DIARY OF SRDJAN VALJAREVIC, A YOUNG BELGRADE WRITER

Monday, March 29
I took the phone and went up to the roof to watch the bombing or, better said, to watch something I did not understand. The hills were buring at a distance. I have never had the opportunity to write sentences like this. How I have the opportunity to see missiles falling from the sky, followed by explosions, flame and red skies. I don't know what kind of missiles they are and I can't identify any of the airplanes. I have never been interested in weapons. Never wrote a sentence about them, actually. But now I watch and I see, and I can write, even though I still don't feel any kind of meaning in the description of it all. I took the phone because everything seemed meaningless except the need to remain in contact with people. It rang, up there on the roof. First I talked to Sale, a friend who at that moment was on the very opposite side of the city. I described to him exactly what I was seeing from the roof. A little later, a friend called from New York.
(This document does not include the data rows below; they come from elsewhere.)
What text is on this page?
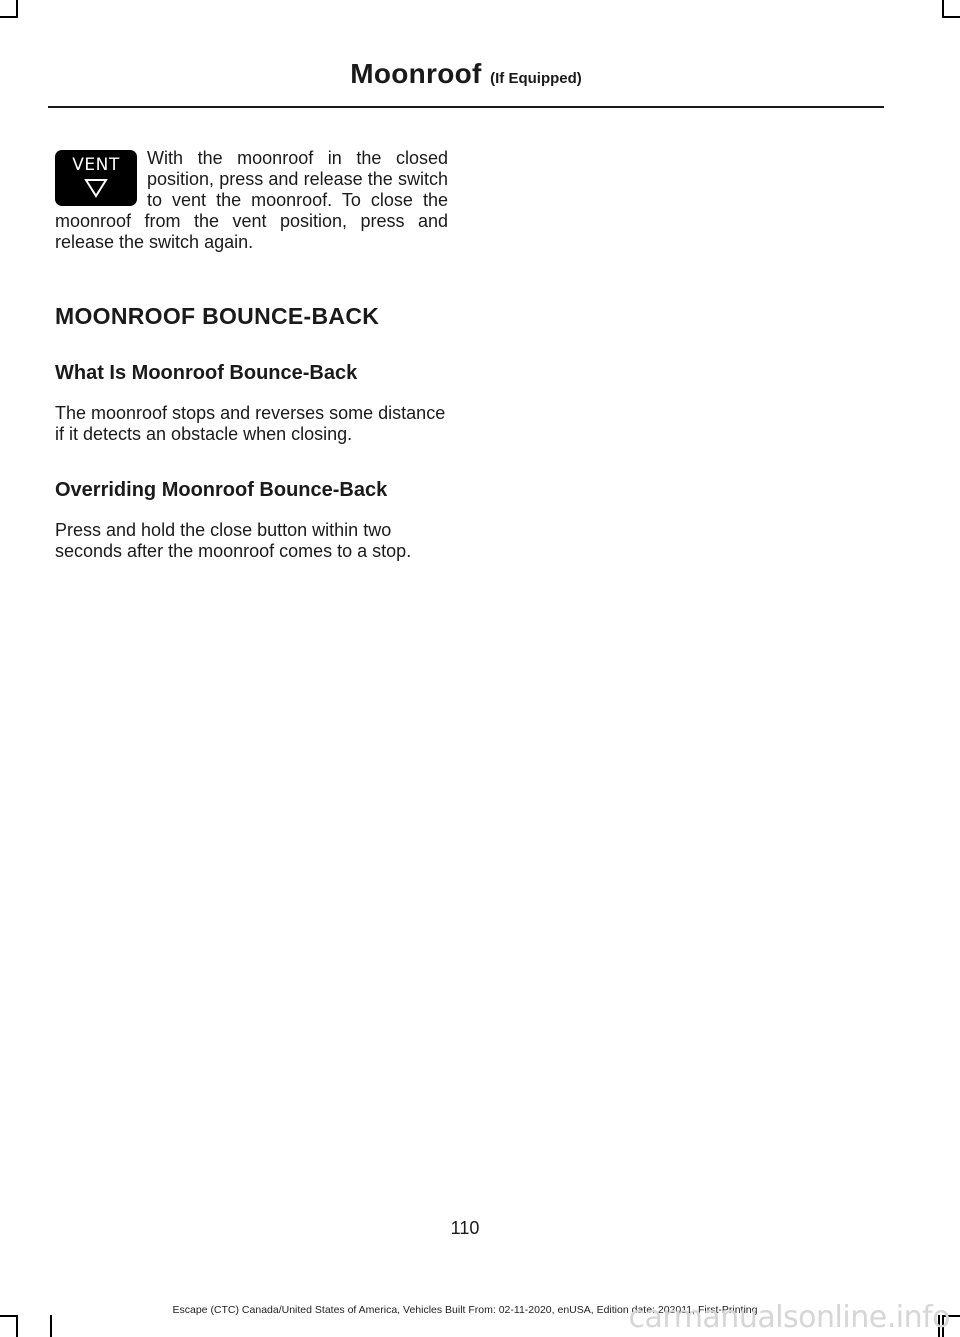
Moonroof (If Equipped)
VENT	With the moonroof in the closed position, press and release the switch to vent the moonroof. To close the moonroof from the vent position, press and release the switch again.

MOONROOF BOUNCE-BACK
What Is Moonroof Bounce-Back

The moonroof stops and reverses some distance if it detects an obstacle when closing.

Overriding Moonroof Bounce-Back

Press and hold the close button within two seconds after the moonroof comes to a stop.

110
Escape (CTC) Canada/United States of America, Vehicles Built From: 02-11-2020, enUSA, Edition date: 202011, First-Printing
carmanualsonline.info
She was worried; she asked whether I had enough water and food; she asked about my parents and Anja and Vuk, my niece and nephew. And she asked me why I was on the roof. She also worried about the fact that perhaps I was not fully aware of the entire situation. I'm probably not. The phone rang again, and it was IRENE. She was calling from Buenos Aires and she made me very happy, even in this situation, because she is a wonderful lady, an Argentinian, who also worried and who just wanted to tell me that she would call me and to take care. She told me when it was all over I could go to Argentina. Because of some books I have read, I have always wanted to see Buenos Aires and Patagonia. Despite the bombs, I felt a little better, because good people are always to be found. Then my friend called from Zvezdara and shouted into the receiver, "Hey, Bill! Tomahawk calling!"